The Canadian government, led by Prime Minister Justin Trudeau, has announced plans to eliminate the Goods and Services Tax (GST) on the construction of new rental apartment buildings. This decision is expected to be officially announced by Trudeau on Thursday. The removal of the GST is aimed at lowering the cost of labor and materials for homebuilders, ultimately contributing to increased affordability in the housing market.
The announcement comes as part of a broader affordability plan outlined by Trudeau and his team, which includes measures to address concerns related to the cost of living. Finance Minister Chrystia Freeland, Housing Minister Sean Fraser, and Industry Minister François-Philippe Champagne will join Trudeau in making the announcement in London, Ontario.
The discussions during the three-day retreat, attended by 158 Liberal Members of Parliament (MPs), have primarily focused on affordability issues and how the party can effectively communicate their efforts to address these concerns. Climate change has also been a prominent topic of discussion among MPs, highlighting the government’s commitment to addressing environmental challenges.
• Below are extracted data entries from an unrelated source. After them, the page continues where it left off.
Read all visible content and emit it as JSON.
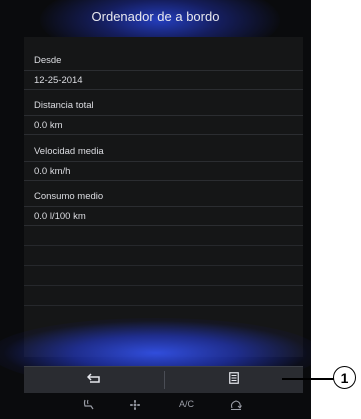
{
  "screen": {
    "title": "Ordenador de a bordo"
  },
  "rows": [
    {
      "label": "Desde",
      "value": "12-25-2014"
    },
    {
      "label": "Distancia total",
      "value": "0.0 km"
    },
    {
      "label": "Velocidad media",
      "value": "0.0 km/h"
    },
    {
      "label": "Consumo medio",
      "value": "0.0 l/100 km"
    }
  ],
  "bottom_buttons": [
    {
      "icon": "back-arrow-icon"
    },
    {
      "icon": "list-menu-icon"
    }
  ],
  "status_bar": {
    "items": [
      {
        "icon": "seat-heat-icon"
      },
      {
        "icon": "fan-icon"
      },
      {
        "label": "A/C"
      },
      {
        "icon": "recirculation-icon"
      }
    ]
  },
  "callout": {
    "number": "1"
  },
  "colors": {
    "glow": "#2a46d6",
    "background": "#0a0b0d",
    "panel": "#151617"
  }
}
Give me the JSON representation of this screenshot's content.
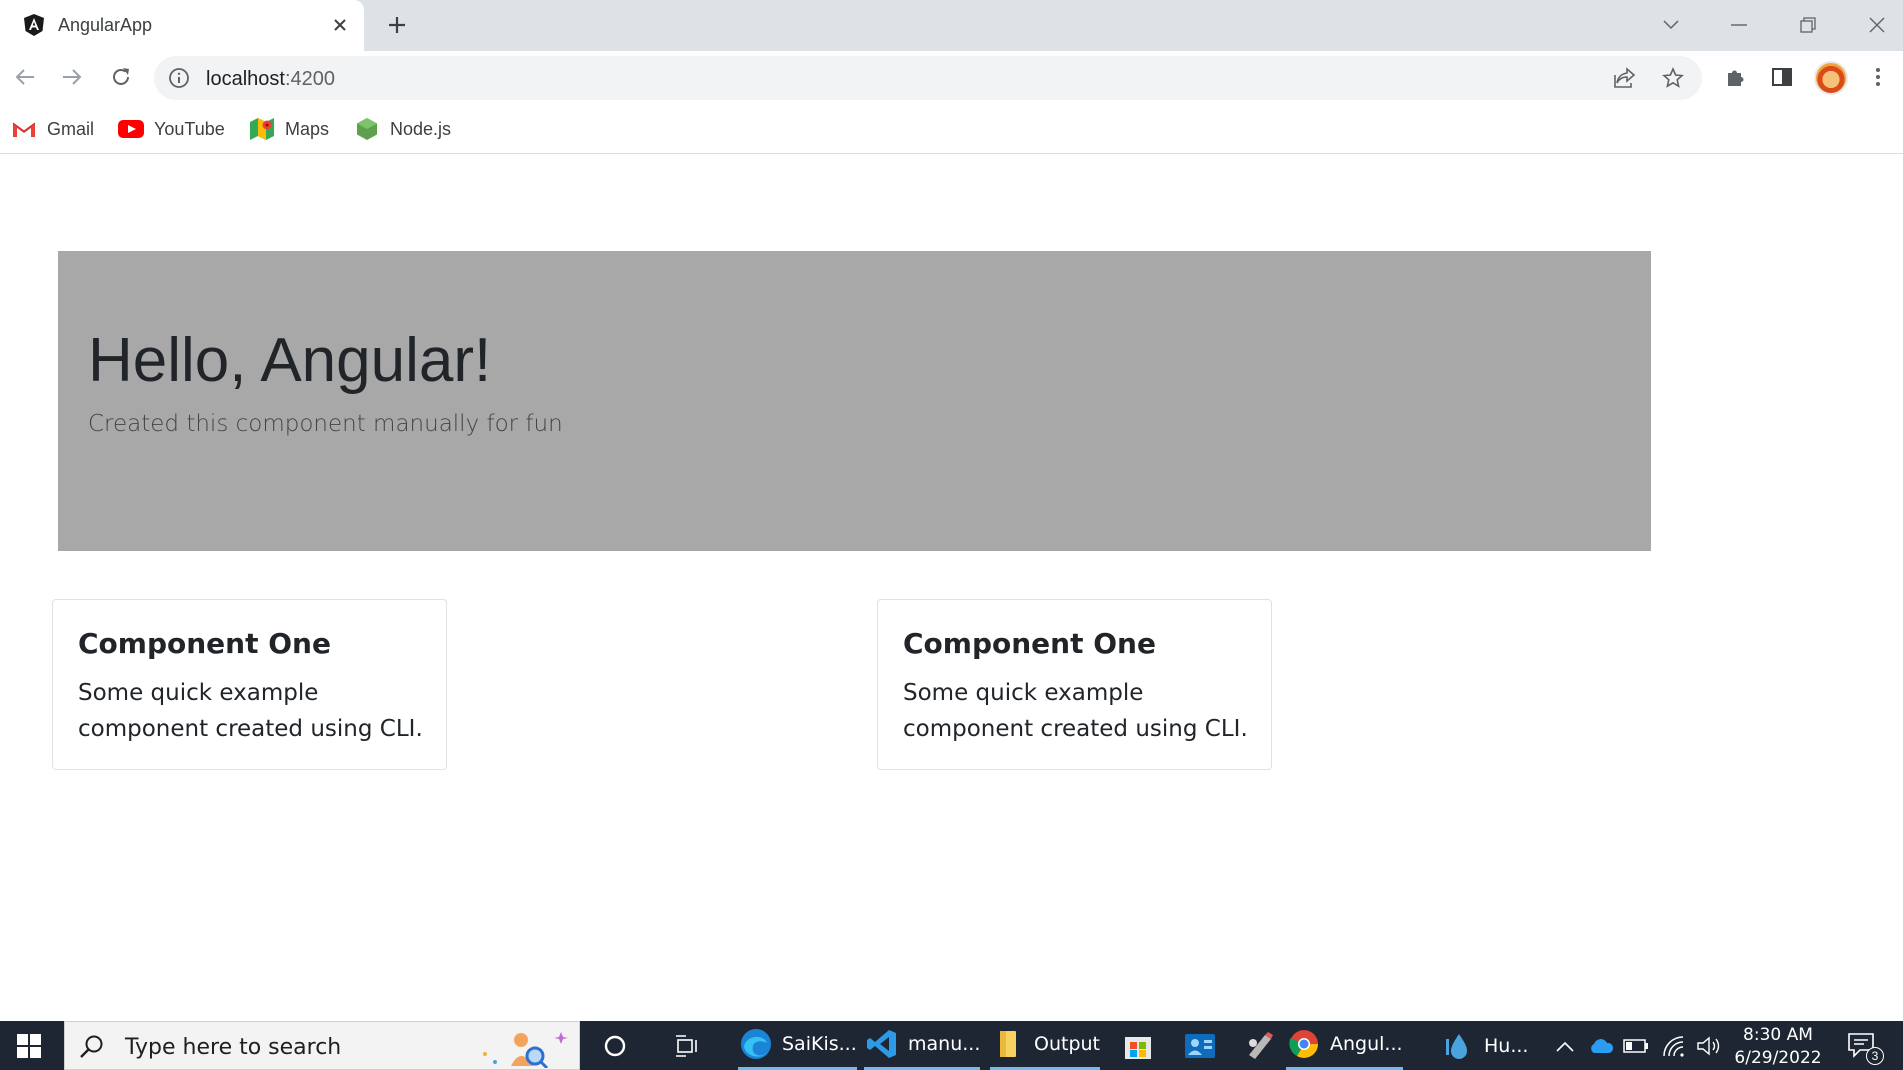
{
  "browser": {
    "tab": {
      "title": "AngularApp",
      "favicon": "angular-icon"
    },
    "address": {
      "host": "localhost",
      "port": ":4200"
    },
    "bookmarks": [
      {
        "label": "Gmail",
        "icon": "gmail-icon"
      },
      {
        "label": "YouTube",
        "icon": "youtube-icon"
      },
      {
        "label": "Maps",
        "icon": "maps-icon"
      },
      {
        "label": "Node.js",
        "icon": "nodejs-icon"
      }
    ]
  },
  "page": {
    "jumbotron": {
      "title": "Hello, Angular!",
      "lead": "Created this component manually for fun"
    },
    "cards": [
      {
        "title": "Component One",
        "text": "Some quick example component created using CLI."
      },
      {
        "title": "Component One",
        "text": "Some quick example component created using CLI."
      }
    ]
  },
  "taskbar": {
    "search_placeholder": "Type here to search",
    "apps": [
      {
        "label": "SaiKis...",
        "icon": "edge-icon"
      },
      {
        "label": "manu...",
        "icon": "vscode-icon"
      },
      {
        "label": "Output",
        "icon": "folder-icon"
      },
      {
        "label": "",
        "icon": "store-icon"
      },
      {
        "label": "",
        "icon": "people-icon"
      },
      {
        "label": "",
        "icon": "paint-icon"
      },
      {
        "label": "Angul...",
        "icon": "chrome-icon"
      },
      {
        "label": "Hu...",
        "icon": "drop-icon"
      }
    ],
    "clock": {
      "time": "8:30 AM",
      "date": "6/29/2022"
    },
    "notification_count": "3"
  },
  "colors": {
    "jumbotron_bg": "#a8a8a8",
    "taskbar_bg": "#1f2633",
    "tabstrip_bg": "#dee1e6"
  }
}
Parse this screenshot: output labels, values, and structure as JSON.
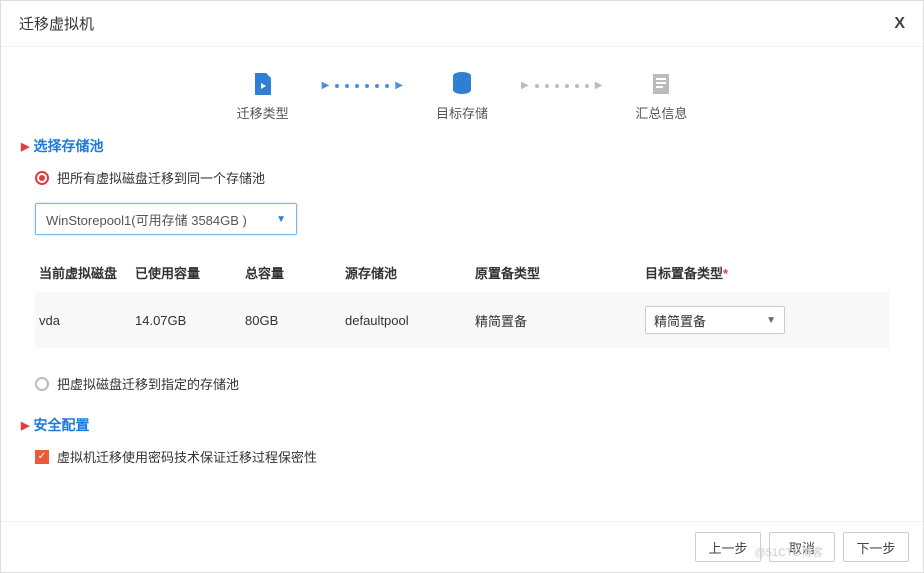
{
  "dialog": {
    "title": "迁移虚拟机",
    "close": "X"
  },
  "steps": {
    "s1": "迁移类型",
    "s2": "目标存储",
    "s3": "汇总信息"
  },
  "sections": {
    "pool_title": "选择存储池",
    "radio_same_pool": "把所有虚拟磁盘迁移到同一个存储池",
    "pool_select": "WinStorepool1(可用存储 3584GB )",
    "radio_each_pool": "把虚拟磁盘迁移到指定的存储池",
    "security_title": "安全配置",
    "security_check": "虚拟机迁移使用密码技术保证迁移过程保密性"
  },
  "table": {
    "headers": {
      "disk": "当前虚拟磁盘",
      "used": "已使用容量",
      "total": "总容量",
      "src": "源存储池",
      "orig_type": "原置备类型",
      "target_type": "目标置备类型"
    },
    "rows": [
      {
        "disk": "vda",
        "used": "14.07GB",
        "total": "80GB",
        "src": "defaultpool",
        "orig_type": "精简置备",
        "target_type": "精简置备"
      }
    ]
  },
  "footer": {
    "prev": "上一步",
    "cancel": "取消",
    "next": "下一步"
  },
  "watermark": "@51CTO博客"
}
The government’s decision to remove the GST on construction aligns with their efforts to stabilize the housing market amid rising costs and interest rates. While the Liberals are taking steps to address these issues, they emphasize the need for cooperation from the provinces to effectively tackle affordability concerns.
This move by the Canadian government aims to bolster support for the Liberal Party, which has faced declining poll numbers. By addressing affordability and housing concerns, Trudeau and his team hope to regain public confidence in their ability to govern.
Foreign Affairs Minister Mélanie Joly dismissed suggestions that the retreat in London was a response to negative poll numbers, emphasizing that the government’s focus remains on finding solutions to the challenges presented by the COVID-19 pandemic.